A reporter might be accurate but the person who gave the facts to the reporter might have been inaccurate or using the reporter. This is common in lawsuits. Litigators seek publicity to pressure the other side or sway the jury pool. To get it, they build a package of "facts" and statements that show how deeply their clients have been harmed. By time the reporter talks to the other side, the journalist already has half-written the story. The other side, meanwhile, might not feel free to fire back, especially if it will battle charges in court. Further, the facts might not be as sexy as the allegation. Many a piece on 60 Minutes over the years came directly from litigators who were seeking to put an opponent on the defensive.

The next step is to build a fact sheet or Q&A that asks the worst possible questions and provides facts that refute them or put them in context. There is no percentage for clients in distorting this process: It would haunt them in the media or in the courtroom. Facts without insinuations or aspersions should show how the charges cannot be true. Swinging back with countercharges is good for selling newspapers and boosting TV ratings, but it is lousy for preserving a client's reputation. On the other hand, if a plaintiff is working hard to smear one, it is critical to deliver facts cogently and simply to refute the plaintiff. The brilliant example of this in the last decade was the way General Motors nailed NBC-TV for rigging tests that made gas tanks explode in crash tests. However, it is rare that one can get the goods on a news medium or opposing attorney like that. The facts are seldom that clear.

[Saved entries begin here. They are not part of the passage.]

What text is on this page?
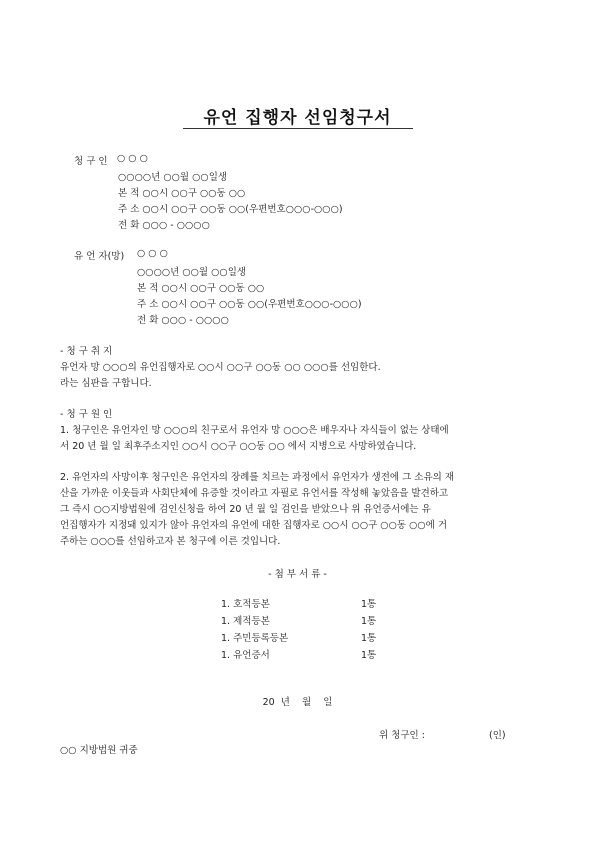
유언 집행자 선임청구서
청 구 인 ○ ○ ○
○○○○년 ○○월 ○○일생
본 적 ○○시 ○○구 ○○동 ○○
주 소 ○○시 ○○구 ○○동 ○○(우편번호○○○-○○○)
전 화 ○○○ - ○○○○
유 언 자(망) ○ ○ ○
○○○○년 ○○월 ○○일생
본 적 ○○시 ○○구 ○○동 ○○
주 소 ○○시 ○○구 ○○동 ○○(우편번호○○○-○○○)
전 화 ○○○ - ○○○○
- 청 구 취 지
유언자 망 ○○○의 유언집행자로 ○○시 ○○구 ○○동 ○○ ○○○를 선임한다.
라는 심판을 구합니다.
- 청 구 원 인
1. 청구인은 유언자인 망 ○○○의 친구로서 유언자 망 ○○○은 배우자나 자식들이 없는 상태에
서 20 년 월 일 최후주소지인 ○○시 ○○구 ○○동 ○○ 에서 지병으로 사망하였습니다.
2. 유언자의 사망이후 청구인은 유언자의 장례를 치르는 과정에서 유언자가 생전에 그 소유의 재
산을 가까운 이웃들과 사회단체에 유증할 것이라고 자필로 유언서를 작성해 놓았음을 발견하고
그 즉시 ○○지방법원에 검인신청을 하여 20 년 월 일 검인을 받았으나 위 유언증서에는 유
언집행자가 지정돼 있지가 않아 유언자의 유언에 대한 집행자로 ○○시 ○○구 ○○동 ○○에 거
주하는 ○○○를 선임하고자 본 청구에 이른 것입니다.
- 첨 부 서 류 -
1. 호적등본	1통
1. 제적등본	1통
1. 주민등록등본	1통
1. 유언증서	1통
20  년    월    일
위 청구인 :	(인)
○○ 지방법원 귀중
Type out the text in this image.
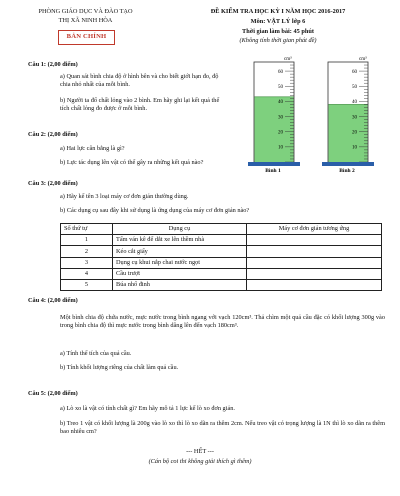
PHÒNG GIÁO DỤC VÀ ĐÀO TẠO
THỊ XÃ NINH HÒA
BẢN CHÍNH
ĐỀ KIỂM TRA HỌC KỲ I NĂM HỌC 2016-2017
Môn: VẬT LÝ lớp 6
Thời gian làm bài: 45 phút
(Không tính thời gian phát đề)
Câu 1: (2,00 điểm)
a) Quan sát bình chia độ ở hình bên và cho biết giới hạn đo, độ chia nhỏ nhất của mỗi bình.
b) Người ta đổ chất lỏng vào 2 bình. Em hãy ghi lại kết quả thể tích chất lỏng đo được ở mỗi bình.
60
50
40
30
20
10
60
50
40
30
20
10
cm³	cm³
Bình 1	Bình 2
Câu 2: (2,00 điểm)
a) Hai lực cân bằng là gì?
b) Lực tác dụng lên vật có thể gây ra những kết quả nào?
Câu 3: (2,00 điểm)
a) Hãy kể tên 3 loại máy cơ đơn giản thường dùng.
b) Các dụng cụ sau đây khi sử dụng là ứng dụng của máy cơ đơn giản nào?
Số thứ tự	Dụng cụ	Máy cơ đơn giản tương ứng
1	Tấm ván kê để dắt xe lên thềm nhà	
2	Kéo cắt giấy	
3	Dụng cụ khui nắp chai nước ngọt	
4	Cầu trượt	
5	Búa nhổ đinh	
Câu 4: (2,00 điểm)
Một bình chia độ chứa nước, mực nước trong bình ngang với vạch 120cm³. Thả chìm một quả cầu đặc có khối lượng 300g vào trong bình chia độ thì mực nước trong bình dâng lên đến vạch 180cm³.
a) Tính thể tích của quả cầu.
b) Tính khối lượng riêng của chất làm quả cầu.
Câu 5: (2,00 điểm)
a) Lò xo là vật có tính chất gì? Em hãy mô tả 1 lực kế lò xo đơn giản.
b) Treo 1 vật có khối lượng là 200g vào lò xo thì lò xo dãn ra thêm 2cm. Nếu treo vật có trọng lượng là 1N thì lò xo dãn ra thêm bao nhiêu cm?
--- HẾT ---
(Cán bộ coi thi không giải thích gì thêm)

When stories aren't in error and they look awful, then one should say what the organization will do about it. There is room and justification for radical change: The public wants such action. Are heads rolling? If not, why not? Are injured consumers being recompensed? If not, why not? The CEO has to be willing to say publicly and loudly that "we made a mistake and we are going to fix it."

Finally, one has to speak or at least distribute the facts to the media so they have the other side of the story. The worst case is to get a bad story and to let it sit there while rumor and pressure and new stories build. The client keeps hoping the story's impact will go away. When it doesn't, it is usually too late to do anything. There is no gain in waiting.

Sunday, May 02, 2004

Battling Ghosts 

All crisis manuals tell you that to fight a crisis, you start with facts. If you don't have facts, don't speculate. Well, what if you can't get facts? The dirty secret of crises is that facts you need aren't readily available and while news is breaking all about, you are desperately short of real information to pass along. Hence, news outruns the organization, and the organization is placed in a perpetual catch-up mode -- a lousy place to be.

I have long thought that is what happened to Union Carbide at Bhopal. The cloud of poisonous gas escaped and enveloped the shantytown outside its gates and was gone before the company in Connecticut could react. Meanwhile news media rushed to the site and broadcast horrendous images of the dead sprawled on the streets -- men, women and children, old and young. The ghastliness of the incident and the surge of rumors left Union Carbide on the defensive from the instant it heard about the accident or sabotage, depending on your interpretation of what happened.

In other words, the company never had a chance to defend itself. Lest you think this was a special situation that rarely repeats, let me disabuse you of that notion. Any company with foreign operations in remote parts of the world faces the same situation. All the crisis preparation one can do will not make up for an inability to get facts from a remote site in time to handle a 24 hour news cycle.

Like it or not, international crisis work is battling ghosts.